Moto-Net.Com : Première question toute simple, comment ça va ?
Ludovic Lucquin : Bah nickel, ça va bien.
MNC : Le team revient du GP de France. Comment s'est passé le show mécanique ?
L. L. : Ca a été compliqué, dans le sens où des gouttes d'eau ont commencé à tomber au moment où nous sommes rentrés sur la piste... On a donc vraiment abrégé la partie Supermotard pour vite laisser la place à Artuu Stenberg. Sachant que derrière, il y avait aussi le show Freestyle... Avec leurs pneus cross et la rampe en ferraille, ils craignent aussi la pluie. Donc on n'a pas eu le temps de présenter tout ce qu'on voulait, mais le principal a été assuré : participer et montrer notre nouveau freestyler. Arttu était frustré naturellement, mais ça reste une bonne opération pour le team. Lundi on a fait un saut à Nantes pour un petit événement.
MNC : Revenons au début. Sur le site du team, on apprend que tu as 31 années d’expérience dans le milieu de la compétition sportive. Tu as notamment été double champion de France MX500 et champion SX250. Tu as essayé d'autres disciplines ?
L. L. : Je me suis mis au Supermotard en fait. C'était pour m'amuser, pour le fun. Ce qui m'a beaucoup plu, c'était la découverte. C'est comme dans toutes les disciplines, au début tu tâtonnes, puis tu découvres des petites choses qui te font énormément progresser. Après, si ma carrière de cross était derrière moi, mon expérience m'a quand même servi. Mais j'ai adoré réapprendre à rouler.
MNC : Tu as toujours roulé Honda ?
L. L. : Beaucoup oui, presque toute ma carrière. J'ai débuté sur KTM en championnat de France Junior, la même année que Jean-Michel Bayle. Il avait fait 3ème et moi 2ème. On s'est croisé plusieurs fois dans la loge Honda ce week-end au Grand Prix, on a discuté, c'était sympa.
MNC : Comme toi, le team Luc1 Motorsport n'a pas débuté sur Honda...
L. L. : La première année, en 2007 donc, on était sur Sherco. Je voulais mettre en avant le savoir-faire français !
MNC : L'année suivante, vous passez sur Honda et les premiers titres tombent...
L. L. : Tout doucement, oui. J'essayais de profiter de mon expérience personnelle en tant que pilote.

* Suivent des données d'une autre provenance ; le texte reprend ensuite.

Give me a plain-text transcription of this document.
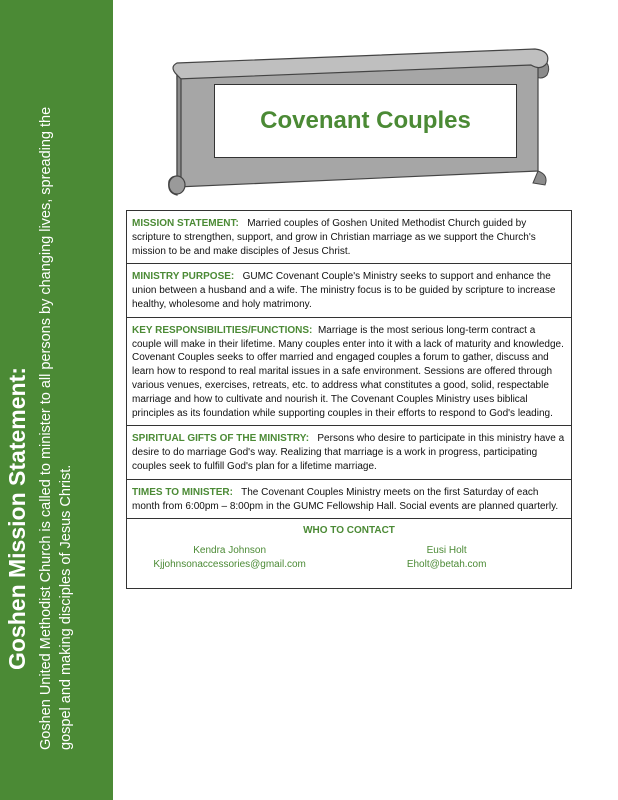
Goshen Mission Statement: Goshen United Methodist Church is called to minister to all persons by changing lives, spreading the gospel and making disciples of Jesus Christ.
Covenant Couples
MISSION STATEMENT: Married couples of Goshen United Methodist Church guided by scripture to strengthen, support, and grow in Christian marriage as we support the Church's mission to be and make disciples of Jesus Christ.
MINISTRY PURPOSE: GUMC Covenant Couple's Ministry seeks to support and enhance the union between a husband and a wife. The ministry focus is to be guided by scripture to increase healthy, wholesome and holy matrimony.
KEY RESPONSIBILITIES/FUNCTIONS: Marriage is the most serious long-term contract a couple will make in their lifetime. Many couples enter into it with a lack of maturity and knowledge. Covenant Couples seeks to offer married and engaged couples a forum to gather, discuss and learn how to respond to real marital issues in a safe environment. Sessions are offered through various venues, exercises, retreats, etc. to address what constitutes a good, solid, respectable marriage and how to cultivate and nourish it. The Covenant Couples Ministry uses biblical principles as its foundation while supporting couples in their efforts to respond to God's leading.
SPIRITUAL GIFTS OF THE MINISTRY: Persons who desire to participate in this ministry have a desire to do marriage God's way. Realizing that marriage is a work in progress, participating couples seek to fulfill God's plan for a lifetime marriage.
TIMES TO MINISTER: The Covenant Couples Ministry meets on the first Saturday of each month from 6:00pm – 8:00pm in the GUMC Fellowship Hall. Social events are planned quarterly.
WHO TO CONTACT
Kendra Johnson
Kjjohnsonaccessories@gmail.com
Eusi Holt
Eholt@betah.com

MNC : Tu es titulaire du brevet d’Etat éducateur sportif. Tu as encadré des stages plus orientés "loisir" ? Tu as songé créer une école de pilotage ?

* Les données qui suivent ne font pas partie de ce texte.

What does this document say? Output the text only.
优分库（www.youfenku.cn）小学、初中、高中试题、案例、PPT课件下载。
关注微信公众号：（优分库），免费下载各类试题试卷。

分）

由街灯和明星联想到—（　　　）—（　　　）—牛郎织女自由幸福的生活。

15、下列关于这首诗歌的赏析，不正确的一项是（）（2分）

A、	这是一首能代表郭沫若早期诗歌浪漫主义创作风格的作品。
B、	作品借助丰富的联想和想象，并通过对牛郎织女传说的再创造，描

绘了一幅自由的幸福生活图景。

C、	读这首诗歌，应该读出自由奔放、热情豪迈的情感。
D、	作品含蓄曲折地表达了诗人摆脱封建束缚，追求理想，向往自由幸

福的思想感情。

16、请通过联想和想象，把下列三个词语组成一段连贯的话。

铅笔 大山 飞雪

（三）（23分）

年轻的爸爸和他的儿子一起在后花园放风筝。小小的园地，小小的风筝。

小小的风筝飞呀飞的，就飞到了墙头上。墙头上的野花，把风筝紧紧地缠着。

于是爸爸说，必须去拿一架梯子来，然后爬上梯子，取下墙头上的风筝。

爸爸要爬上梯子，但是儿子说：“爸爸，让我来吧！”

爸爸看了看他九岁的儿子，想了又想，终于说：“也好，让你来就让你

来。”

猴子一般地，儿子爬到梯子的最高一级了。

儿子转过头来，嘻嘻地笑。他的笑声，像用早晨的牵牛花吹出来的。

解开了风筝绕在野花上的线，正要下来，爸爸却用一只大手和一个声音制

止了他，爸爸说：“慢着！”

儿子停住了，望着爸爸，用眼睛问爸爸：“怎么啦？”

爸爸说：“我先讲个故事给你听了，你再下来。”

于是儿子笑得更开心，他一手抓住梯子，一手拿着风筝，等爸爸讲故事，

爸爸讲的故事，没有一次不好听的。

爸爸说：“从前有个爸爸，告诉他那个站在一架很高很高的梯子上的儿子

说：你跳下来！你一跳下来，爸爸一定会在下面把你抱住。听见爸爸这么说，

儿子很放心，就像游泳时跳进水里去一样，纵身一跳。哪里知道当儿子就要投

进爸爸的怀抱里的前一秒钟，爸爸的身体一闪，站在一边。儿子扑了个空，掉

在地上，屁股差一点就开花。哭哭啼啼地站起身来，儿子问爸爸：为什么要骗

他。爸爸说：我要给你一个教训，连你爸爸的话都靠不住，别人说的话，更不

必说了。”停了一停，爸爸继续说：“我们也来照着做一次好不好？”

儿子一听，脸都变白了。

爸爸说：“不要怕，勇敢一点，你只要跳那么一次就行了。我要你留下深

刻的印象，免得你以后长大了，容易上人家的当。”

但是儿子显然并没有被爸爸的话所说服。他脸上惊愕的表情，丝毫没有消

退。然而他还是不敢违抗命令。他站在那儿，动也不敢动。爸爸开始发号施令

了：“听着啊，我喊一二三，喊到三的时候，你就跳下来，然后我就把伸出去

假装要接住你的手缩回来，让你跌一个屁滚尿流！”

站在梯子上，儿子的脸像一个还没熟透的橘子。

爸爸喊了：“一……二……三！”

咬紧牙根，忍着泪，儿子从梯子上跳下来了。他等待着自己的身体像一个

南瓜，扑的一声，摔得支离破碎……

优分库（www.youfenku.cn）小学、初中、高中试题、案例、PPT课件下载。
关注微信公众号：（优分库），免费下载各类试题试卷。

L. L. : Ce qui me plaît c'est le perfectionnement, la performance de haut niveau. Et je n'aurais pas le temps d'organiser des stages plus "grand public" disons. J'aime coacher les pilotes, il y a une dimension mentale qui est capitale. J'ai beaucoup discuté de cette part psychologique dans le sport avec Dani Pedrosa notamment, qui est venu plusieurs fois chez nous. Il y a des choses que tu dois avoir vécu toi même pour bien comprendre. Tu sais que le pilote a parfois besoin d'un certain discours qui ne reflète pas forcément la réalité mais en même temps, il faut savoir installer une relation de confiance... L'entourage doit savoir absorber une partie de la pression, aider le pilote à aborder et dépasser les moments de doute, ce qui arrive à tout le monde, faut pas rêver.

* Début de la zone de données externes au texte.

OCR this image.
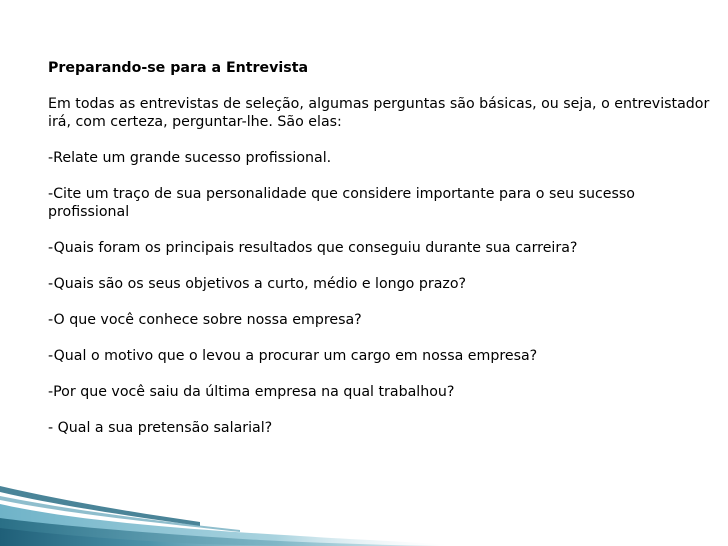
Preparando-se para a Entrevista
Em todas as entrevistas de seleção, algumas perguntas são básicas, ou seja, o entrevistador irá, com certeza, perguntar-lhe. São elas:
-Relate um grande sucesso profissional.
-Cite um traço de sua personalidade que considere importante para o seu sucesso profissional
-Quais foram os principais resultados que conseguiu durante sua carreira?
-Quais são os seus objetivos a curto, médio e longo prazo?
-O que você conhece sobre nossa empresa?
-Qual o motivo que o levou a procurar um cargo em nossa empresa?
-Por que você saiu da última empresa na qual trabalhou?
- Qual a sua pretensão salarial?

MNC : Pourquoi Luc1 Motosport est engagé en Supermotard plutôt qu'en Motocross ?
L. L. : Le Supermotard est vraiment une discipline qui me plaît. Et faut avouer que l'ambiance est plus sympa qu'en Motocross ! Aujourd'hui on est bien impliqué dans le championnat de France qui est le meilleur championnat de la planète. Ce n'est pas comme en Supercross où tu dois aller aux États-Unis pour t'exprimer. On a été champion Supermoto aux USA, en Espagne, en Suisse, mais on a un peu fait le tour...
MNC : La référence est le championnat français ?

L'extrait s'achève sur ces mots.